By Elizabeth Baah, GNA
Tema, Nov. 12, GNA - Traders at the Tema Community one market on Monday appealed to the authorities to come to their aid as the constant flooding at the market makes it difficult for them to carry on with their daily activities.
The traders said the market had deteriorated in recent times, as a result anytime it rained heavily, the place got flooded and accessible to their shops were not possible, whilst their goods got damaged.
The traders told the Ghana News Agency (GNA) at Tema that after last Sunday’s heavy downpour, the whole market got flooded and goods worth thousands of cedis got spoilt in the shops.

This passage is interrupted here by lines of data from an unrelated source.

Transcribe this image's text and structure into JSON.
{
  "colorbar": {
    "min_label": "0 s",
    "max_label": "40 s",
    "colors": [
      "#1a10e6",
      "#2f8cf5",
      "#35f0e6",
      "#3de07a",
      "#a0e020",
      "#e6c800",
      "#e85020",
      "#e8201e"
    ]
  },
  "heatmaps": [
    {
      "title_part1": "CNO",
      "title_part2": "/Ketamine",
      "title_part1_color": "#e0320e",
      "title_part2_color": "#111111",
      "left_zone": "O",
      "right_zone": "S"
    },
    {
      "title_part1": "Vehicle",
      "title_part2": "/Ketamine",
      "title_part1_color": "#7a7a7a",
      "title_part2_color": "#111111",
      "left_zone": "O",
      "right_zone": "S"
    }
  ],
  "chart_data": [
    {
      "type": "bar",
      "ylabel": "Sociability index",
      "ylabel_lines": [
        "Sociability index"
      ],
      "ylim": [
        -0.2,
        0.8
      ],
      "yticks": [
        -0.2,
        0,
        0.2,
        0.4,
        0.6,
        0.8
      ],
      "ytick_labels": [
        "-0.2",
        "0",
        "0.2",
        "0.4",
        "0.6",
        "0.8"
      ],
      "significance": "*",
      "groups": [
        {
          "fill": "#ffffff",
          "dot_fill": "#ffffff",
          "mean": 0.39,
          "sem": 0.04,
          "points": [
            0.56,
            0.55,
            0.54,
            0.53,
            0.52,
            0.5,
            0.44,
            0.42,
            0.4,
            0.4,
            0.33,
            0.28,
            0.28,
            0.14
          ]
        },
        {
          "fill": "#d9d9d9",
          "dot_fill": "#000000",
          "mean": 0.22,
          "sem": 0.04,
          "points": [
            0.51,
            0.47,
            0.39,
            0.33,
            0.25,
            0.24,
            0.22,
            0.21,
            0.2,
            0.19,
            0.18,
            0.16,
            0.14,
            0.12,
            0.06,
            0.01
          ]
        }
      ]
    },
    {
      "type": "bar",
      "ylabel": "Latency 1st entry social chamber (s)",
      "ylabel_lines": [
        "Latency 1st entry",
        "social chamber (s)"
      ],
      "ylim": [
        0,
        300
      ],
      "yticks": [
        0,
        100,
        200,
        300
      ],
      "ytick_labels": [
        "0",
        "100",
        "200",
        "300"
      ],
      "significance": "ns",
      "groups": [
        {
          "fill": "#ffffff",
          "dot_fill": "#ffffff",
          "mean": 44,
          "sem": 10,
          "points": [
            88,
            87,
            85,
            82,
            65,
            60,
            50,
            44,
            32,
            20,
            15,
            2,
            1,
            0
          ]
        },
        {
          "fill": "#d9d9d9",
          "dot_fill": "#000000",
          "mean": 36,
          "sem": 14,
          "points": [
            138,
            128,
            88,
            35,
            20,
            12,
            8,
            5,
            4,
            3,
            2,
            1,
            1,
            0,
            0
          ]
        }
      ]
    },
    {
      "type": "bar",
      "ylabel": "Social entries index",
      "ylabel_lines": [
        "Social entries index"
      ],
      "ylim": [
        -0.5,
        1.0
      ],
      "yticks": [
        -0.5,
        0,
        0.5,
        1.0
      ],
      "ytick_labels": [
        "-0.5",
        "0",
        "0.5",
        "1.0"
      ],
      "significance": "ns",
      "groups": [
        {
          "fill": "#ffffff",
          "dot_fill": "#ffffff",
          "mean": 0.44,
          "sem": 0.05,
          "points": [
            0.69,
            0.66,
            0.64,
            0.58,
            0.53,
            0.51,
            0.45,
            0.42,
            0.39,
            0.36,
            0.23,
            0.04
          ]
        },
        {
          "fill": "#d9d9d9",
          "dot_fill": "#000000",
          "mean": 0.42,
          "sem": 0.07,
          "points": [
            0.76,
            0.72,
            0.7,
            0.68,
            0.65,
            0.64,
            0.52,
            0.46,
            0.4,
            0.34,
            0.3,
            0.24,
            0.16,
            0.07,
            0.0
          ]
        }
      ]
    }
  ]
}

Madam Enyonam Attipoe, a material seller, said “almost all the materials in the shop got wet, last Sunday’s downpour was too much, the zips, stiffs, the materials are all wet, as for the stiff the moment water touches it, it becomes a waste material because nobody would want to buy it”.
Aunty Esi Yeboah, a shop owner, lamented, “most of the things in my shop got spoiled, pampers, tissue, and some sanitary pads are all wet and I have to bear the cost now”.
Mr. Richard Nyawoli, a shop owner recounting the lost after the rains said, “I have lost about GH¢15,000.00: over 15 bags of the 50kg rice, ten bags of the 25kg and 15 pieces of 1kg; 15 cartons of cube sugar, and numerous pieces of spaghetti.
Even though he expressed concern about the condition of the market, he however attributed the situation to the unwillingness to participate in the monthly general clean-up exercise which was supposed to be done first Saturdays in every month.
Mr Nyawoli said whenever it was time to do the general cleaning many of the traders would give series of excuses and when left undone, ended up with gutters being choked with filth and flooding whenever it rained in the market.
Mr Ebenezer Cudjoe, the Tema Metropolitan Director of the National Disaster Management Organization (NADMO), in an interview with the Ghana News Agency at Tema, said NADMO had educated and sensitized the traders on weekly basis on measure to put in place to reduce the rate of flooding in the market.
He said anytime it was about to rain, some of the traders would deliberately dump refuse in the gutters which ended up causing the flood; adding that, NADMO had gone there on several occasions to clean-up the refuse but within some few days the place would be filled with refuse again.
Mr Cudjoe said NADMO was aware of their plight and was putting measures in place to curb the flooding problems in the market, but called for cooperation from the traders.